Anyhow, aren’t we so incredibly fortunate to have this guy to tell us what isn’t beautiful? I’m just unfathomably thankful that we all aren’t forced to buy a copy of this magazine (yet)!
This. See also why you often see strongmen etc with at least a bit of a gut. Body builders (and movie stars) starve and dehydrate themselves for that ‘ripped abs’ look.
The gross creepy thing that is the subject of this post is repulsive and completely unattractive.
I judge men FIRST by whether they have what I think is a hot body and whether they are what I think is handsome.
To all cis men: if you do not meet my standards of physical attractiveness I DO NOT WANT YOU NEAR ME. I have no other use for you! Even in the .00001% chance you are actually attractive enough for me I have zero interest in you unless you worship me as a living goddess. No comprise!

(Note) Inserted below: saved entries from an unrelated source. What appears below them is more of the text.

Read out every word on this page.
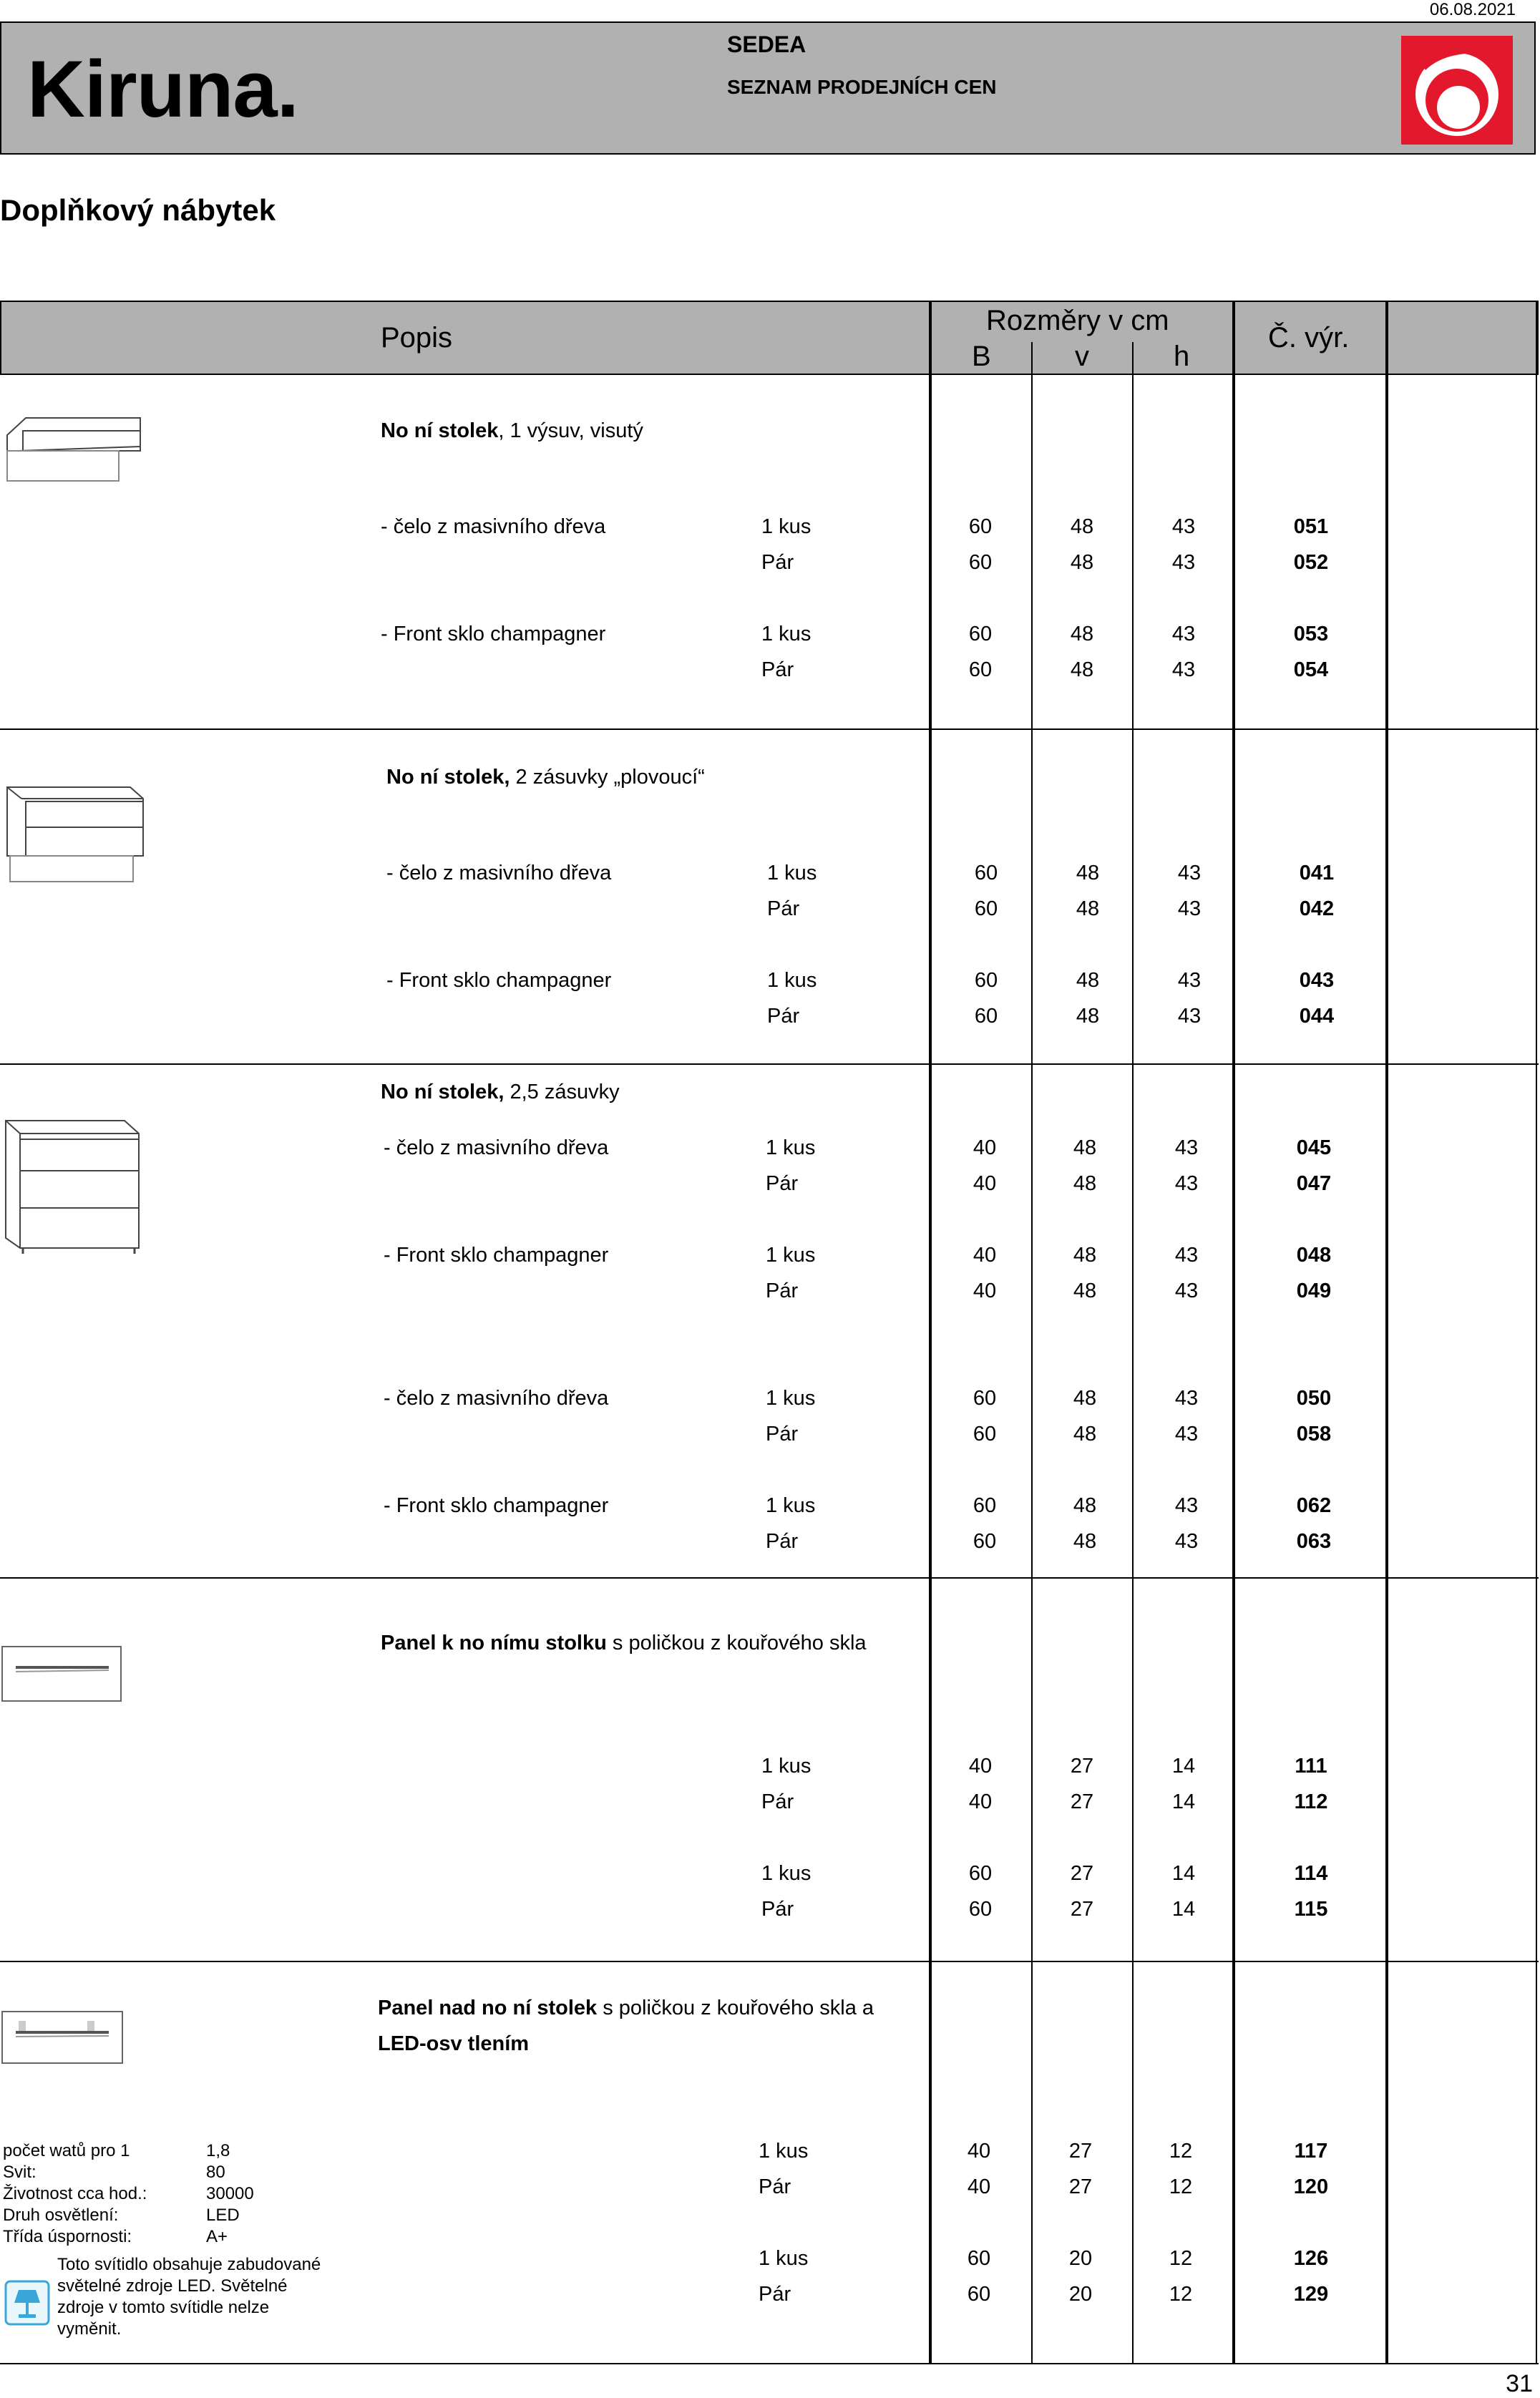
06.08.2021
Kiruna.	SEDEA
SEZNAM PRODEJNÍCH CEN
Doplňkový nábytek
Popis
Rozměry v cm
B	v	h
Č. výr.
No ní stolek, 1 výsuv, visutý
- čelo z masivního dřeva	1 kus	60	48	43	051
Pár	60	48	43	052
- Front sklo champagner	1 kus	60	48	43	053
Pár	60	48	43	054
No ní stolek, 2 zásuvky „plovoucí“
- čelo z masivního dřeva	1 kus	60	48	43	041
Pár	60	48	43	042
- Front sklo champagner	1 kus	60	48	43	043
Pár	60	48	43	044
No ní stolek, 2,5 zásuvky
- čelo z masivního dřeva	1 kus	40	48	43	045
Pár	40	48	43	047
- Front sklo champagner	1 kus	40	48	43	048
Pár	40	48	43	049
- čelo z masivního dřeva	1 kus	60	48	43	050
Pár	60	48	43	058
- Front sklo champagner	1 kus	60	48	43	062
Pár	60	48	43	063
Panel k no nímu stolku s poličkou z kouřového skla
1 kus	40	27	14	111
Pár	40	27	14	112
1 kus	60	27	14	114
Pár	60	27	14	115
Panel nad no ní stolek s poličkou z kouřového skla a
LED-osv tlením
1 kus	40	27	12	117
Pár	40	27	12	120
1 kus	60	20	12	126
Pár	60	20	12	129
počet watů pro 1	1,8
Svit:	80
Životnost cca hod.:	30000
Druh osvětlení:	LED
Třída úspornosti:	A+
Toto svítidlo obsahuje zabudované
světelné zdroje LED. Světelné
zdroje v tomto svítidle nelze
vyměnit.
31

I hope that makes gross creep even more angry. Gross creep claims to be a psychologist so if gross creep would call me mentally ill for thinking what I think and doing what I do GOOD! Yay!
Now I’m going to go play with my pet guys. And the anti-hug asshole can fuck off too because I’m going to cuddle a long time and orgasm as much as I want with my beautiful pet men.
Yes regulars have heard all this from me before but I’m saying it on this post for a reason. Plus maybe an incel will read it and get upset.
What Peterson doesn’t realize is that the picture of Yumi Nu isn’t for him. The average age of magazine readers keeps rising and publishers are trying to get younger readers. Millenials and gen z just aren’t that into the genre that might be described as “wank material for guys that aren’t brave enough to buy Playboy”. The Victoria’s Secret fashion show is no more. The Sports Illustrated swimsuit issue has experienced falling sales for years. They’re hoping that using more diverse models will attract younger readers, not boomers like JP.
@LouCPurr
Hear, hear.
JP and his ilk don’t like to hear that other adults have different definitions of “attractive,” and they don’t like it. Which … they’re allowed to keep liking what they like. No one’s going to yuck their yum. But they aren’t allowed to pretend that their tastes are the One True Preference. That was never true.